For each of the outcome endpoints (i.e. transition of cognitive status and change in neuropsychological evaluation through composite or global scores) the change from baseline to 6 months and 12 months will be assessed, even though we will consider 12 months as the primary marker of success.

Observing a statistically significant difference on any of the outcomes will be considered preliminary evidence of efficacy. We will also report variances, co-variances, and effect sizes, as well as sampling feasibility (i.e. ease of recruitment, recruitment rate, withdrawal rate).
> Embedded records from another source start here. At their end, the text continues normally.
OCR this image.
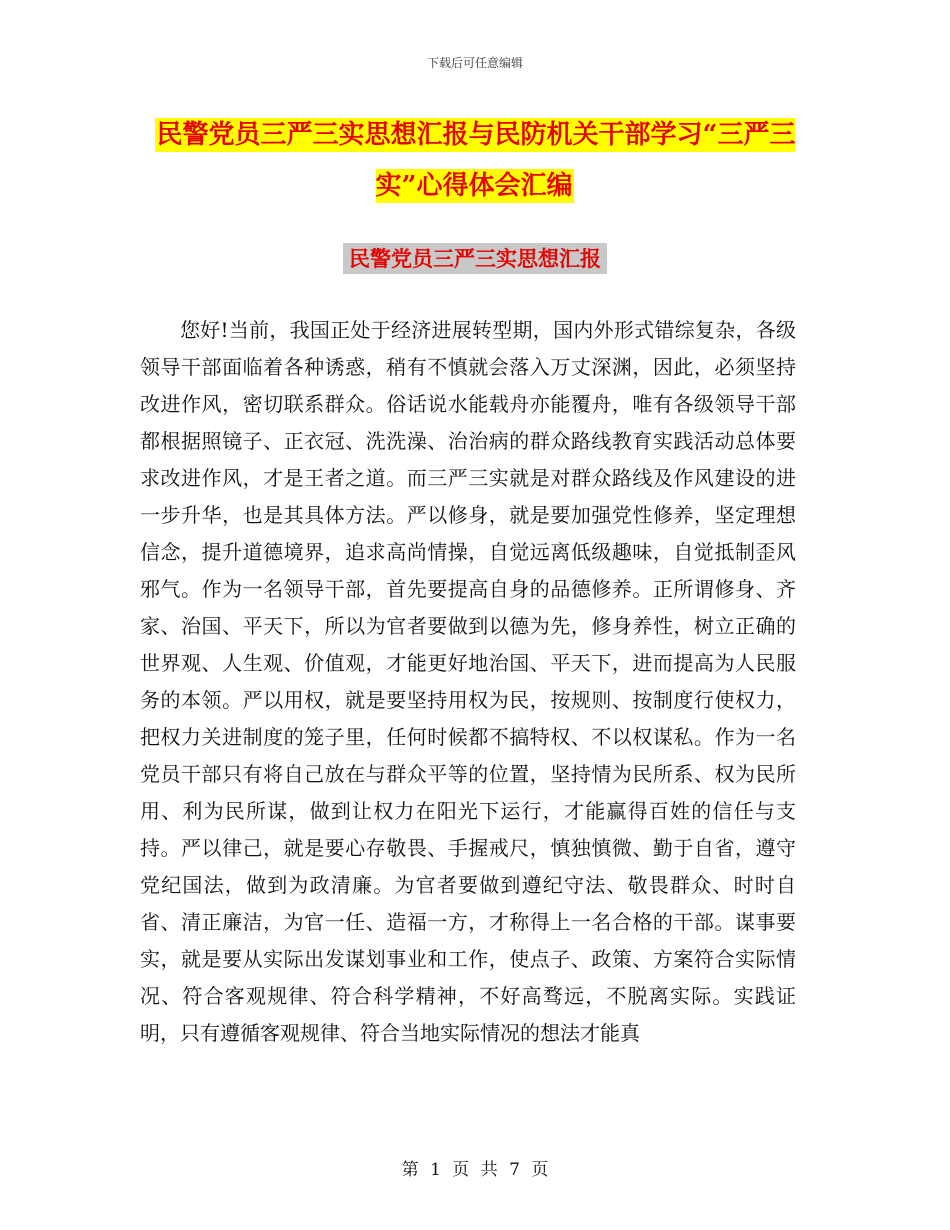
下载后可任意编辑
民警党员三严三实思想汇报与民防机关干部学习“三严三实”心得体会汇编
民警党员三严三实思想汇报

您好!当前，我国正处于经济进展转型期，国内外形式错综复杂，各级领导干部面临着各种诱惑，稍有不慎就会落入万丈深渊，因此，必须坚持改进作风，密切联系群众。俗话说水能载舟亦能覆舟，唯有各级领导干部都根据照镜子、正衣冠、洗洗澡、治治病的群众路线教育实践活动总体要求改进作风，才是王者之道。而三严三实就是对群众路线及作风建设的进一步升华，也是其具体方法。严以修身，就是要加强党性修养，坚定理想信念，提升道德境界，追求高尚情操，自觉远离低级趣味，自觉抵制歪风邪气。作为一名领导干部，首先要提高自身的品德修养。正所谓修身、齐家、治国、平天下，所以为官者要做到以德为先，修身养性，树立正确的世界观、人生观、价值观，才能更好地治国、平天下，进而提高为人民服务的本领。严以用权，就是要坚持用权为民，按规则、按制度行使权力，把权力关进制度的笼子里，任何时候都不搞特权、不以权谋私。作为一名党员干部只有将自己放在与群众平等的位置，坚持情为民所系、权为民所用、利为民所谋，做到让权力在阳光下运行，才能赢得百姓的信任与支持。严以律己，就是要心存敬畏、手握戒尺，慎独慎微、勤于自省，遵守党纪国法，做到为政清廉。为官者要做到遵纪守法、敬畏群众、时时自省、清正廉洁，为官一任、造福一方，才称得上一名合格的干部。谋事要实，就是要从实际出发谋划事业和工作，使点子、政策、方案符合实际情况、符合客观规律、符合科学精神，不好高骛远，不脱离实际。实践证明，只有遵循客观规律、符合当地实际情况的想法才能真

第 1 页 共 7 页
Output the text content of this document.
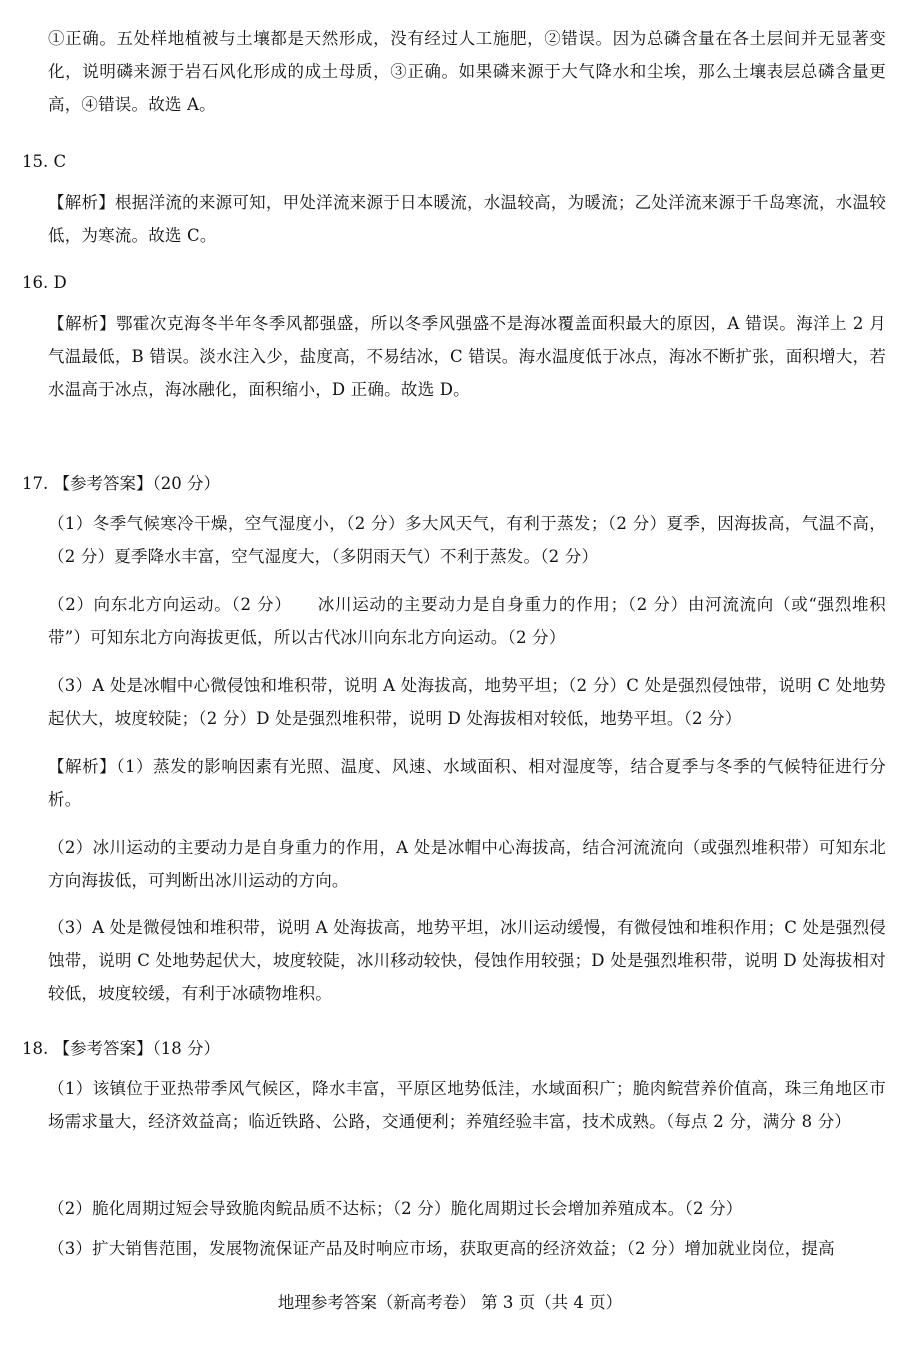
①正确。五处样地植被与土壤都是天然形成，没有经过人工施肥，②错误。因为总磷含量在各土层间并无显著变化，说明磷来源于岩石风化形成的成土母质，③正确。如果磷来源于大气降水和尘埃，那么土壤表层总磷含量更高，④错误。故选 A。

15. C

【解析】根据洋流的来源可知，甲处洋流来源于日本暖流，水温较高，为暖流；乙处洋流来源于千岛寒流，水温较低，为寒流。故选 C。

16. D

【解析】鄂霍次克海冬半年冬季风都强盛，所以冬季风强盛不是海冰覆盖面积最大的原因，A 错误。海洋上 2 月气温最低，B 错误。淡水注入少，盐度高，不易结冰，C 错误。海水温度低于冰点，海冰不断扩张，面积增大，若水温高于冰点，海冰融化，面积缩小，D 正确。故选 D。

17. 【参考答案】（20 分）

（1）冬季气候寒冷干燥，空气湿度小，（2 分）多大风天气，有利于蒸发；（2 分）夏季，因海拔高，气温不高，（2 分）夏季降水丰富，空气湿度大，（多阴雨天气）不利于蒸发。（2 分）

（2）向东北方向运动。（2 分）　　冰川运动的主要动力是自身重力的作用；（2 分）由河流流向（或“强烈堆积带”）可知东北方向海拔更低，所以古代冰川向东北方向运动。（2 分）

（3）A 处是冰帽中心微侵蚀和堆积带，说明 A 处海拔高，地势平坦；（2 分）C 处是强烈侵蚀带，说明 C 处地势起伏大，坡度较陡；（2 分）D 处是强烈堆积带，说明 D 处海拔相对较低，地势平坦。（2 分）

【解析】（1）蒸发的影响因素有光照、温度、风速、水域面积、相对湿度等，结合夏季与冬季的气候特征进行分析。

（2）冰川运动的主要动力是自身重力的作用，A 处是冰帽中心海拔高，结合河流流向（或强烈堆积带）可知东北方向海拔低，可判断出冰川运动的方向。

（3）A 处是微侵蚀和堆积带，说明 A 处海拔高，地势平坦，冰川运动缓慢，有微侵蚀和堆积作用；C 处是强烈侵蚀带，说明 C 处地势起伏大，坡度较陡，冰川移动较快，侵蚀作用较强；D 处是强烈堆积带，说明 D 处海拔相对较低，坡度较缓，有利于冰碛物堆积。

18. 【参考答案】（18 分）

（1）该镇位于亚热带季风气候区，降水丰富，平原区地势低洼，水域面积广；脆肉鲩营养价值高，珠三角地区市场需求量大，经济效益高；临近铁路、公路，交通便利；养殖经验丰富，技术成熟。（每点 2 分，满分 8 分）

（2）脆化周期过短会导致脆肉鲩品质不达标；（2 分）脆化周期过长会增加养殖成本。（2 分）

（3）扩大销售范围，发展物流保证产品及时响应市场，获取更高的经济效益；（2 分）增加就业岗位，提高

地理参考答案（新高考卷） 第 3 页（共 4 页）
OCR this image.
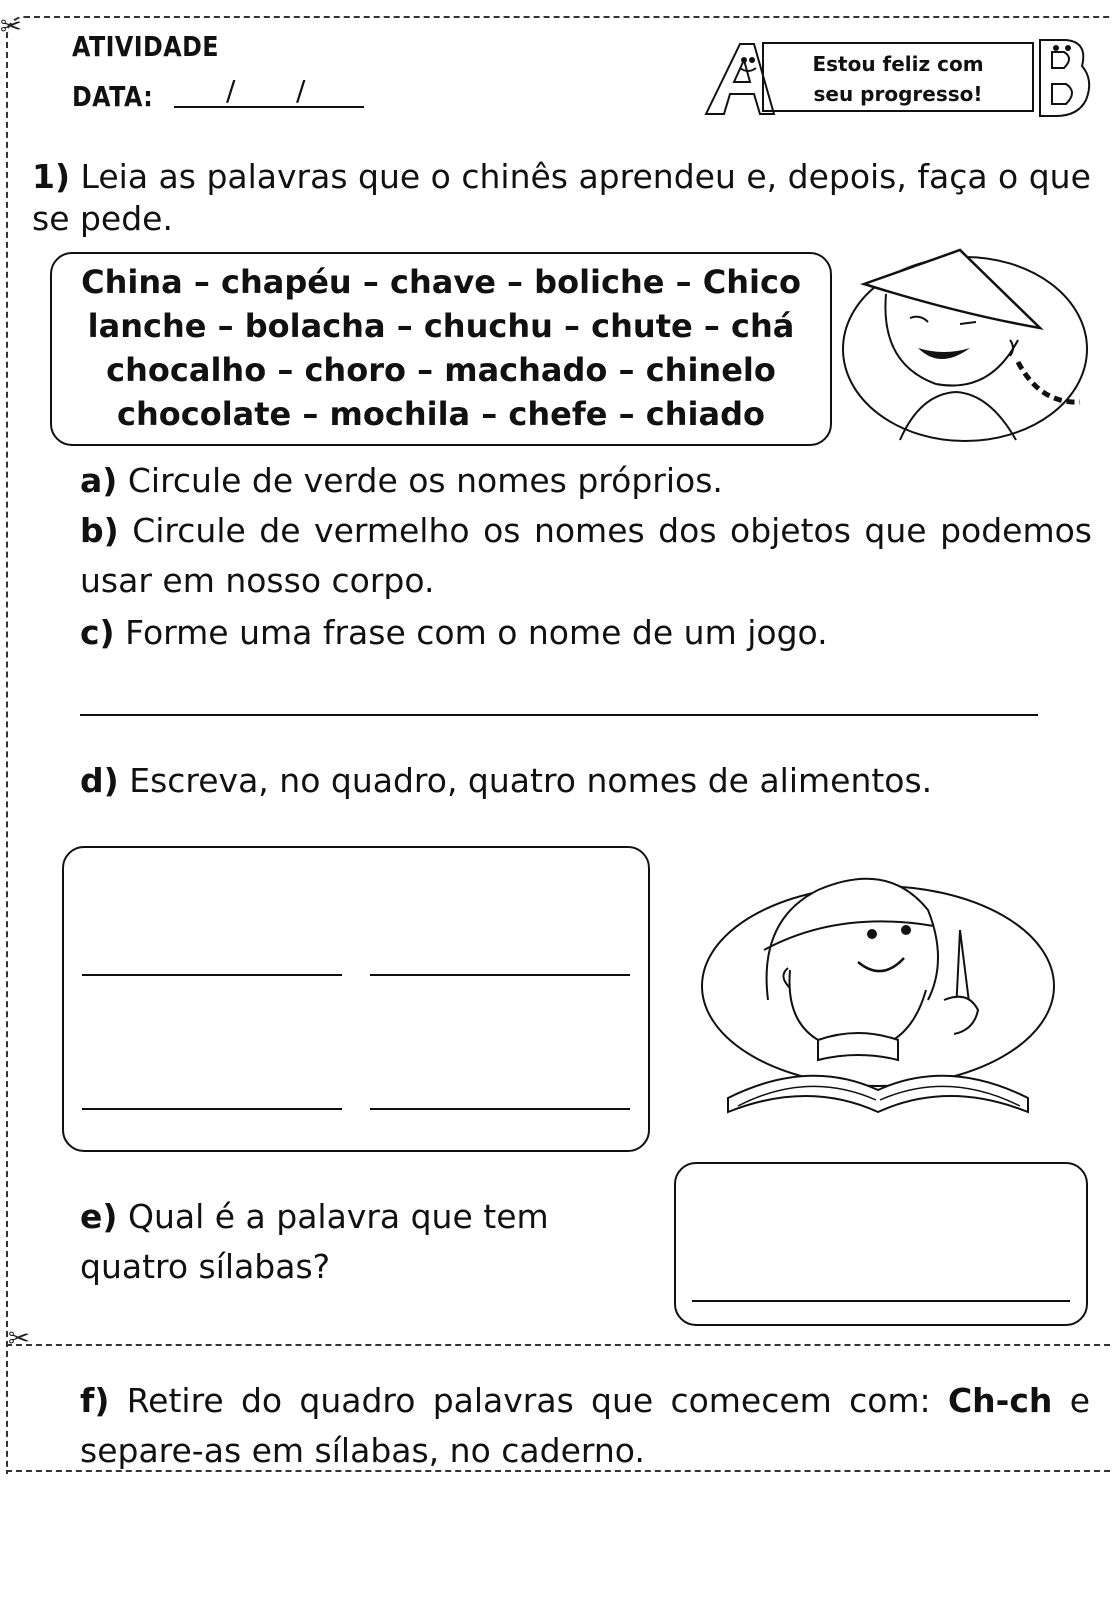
✂
✂
ATIVIDADE
DATA:	/ /
Estou feliz com
seu progresso!
1) Leia as palavras que o chinês aprendeu e, depois, faça o que se pede.
China – chapéu – chave – boliche – Chico
lanche – bolacha – chuchu – chute – chá
chocalho – choro – machado – chinelo
chocolate – mochila – chefe – chiado
a) Circule de verde os nomes próprios.
b) Circule de vermelho os nomes dos objetos que podemos usar em nosso corpo.
c) Forme uma frase com o nome de um jogo.
d) Escreva, no quadro, quatro nomes de alimentos.
e) Qual é a palavra que tem quatro sílabas?
f) Retire do quadro palavras que comecem com: Ch-ch e separe-as em sílabas, no caderno.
The same qualified statistician involved in the statistical analysis designed the SAP and will independently review the analysis according to the plan.

Discussion

There is considerable controversy concerning the impact of physical activity on the prevention of cognitive impairment of vascular aetiology. Most of the existing evidence is garnered from observational studies, with considerable heterogeneity of methods and types of interventions. Physical activity is currently recommended for the prevention of cardiovascular diseases and is already included in the European Guidelines of Cardiovascular Prevention and Rehabilitation [11], but evidence in neurocognitive disorders is lacking. To the best of our knowledge, there are no previously published, high-quality parallel control trials on the effect of physical activity on the cognitive status of people with cognitive impairment due to cerebral vascular pathology. RCTs in other cognitive outcomes (for instance in Alzheimer’s disease) have generated controversial results [15]. In the recent DAPA trial [15], physical activity not only failed to improve cognitive status, but was associated with a mild (although not significant) cognitive deterioration. Regarding our study, we are aware of some limitations associated with the characteristics of any randomised controlled trial design, implying a selection of participants and exposure conditions that, in the end, may preclude generalisability. Nonetheless, in the absence of evidence-based interventions/treatments in vascular cognitive impairment, and considering that this is a highly prevalent pathology, we consider our study quite relevant. We believe that, in the field of neurocognitive disorders, vascular patients are more likely to benefit from physical interventions than patients with other neurodegenerative conditions. We also believe that if this study shows positive findings we will be able to deliver a simple and universal preventative treatment that can be widely disseminated in routine practice. At the same time, we are interested in determining the impact of physical activity on health-related quality of life and the motor and functional status of these patients, variables that have been understudied in this domain. Finally, we hope to explore the determinants of vascular cognitive impairment in Portuguese subjects.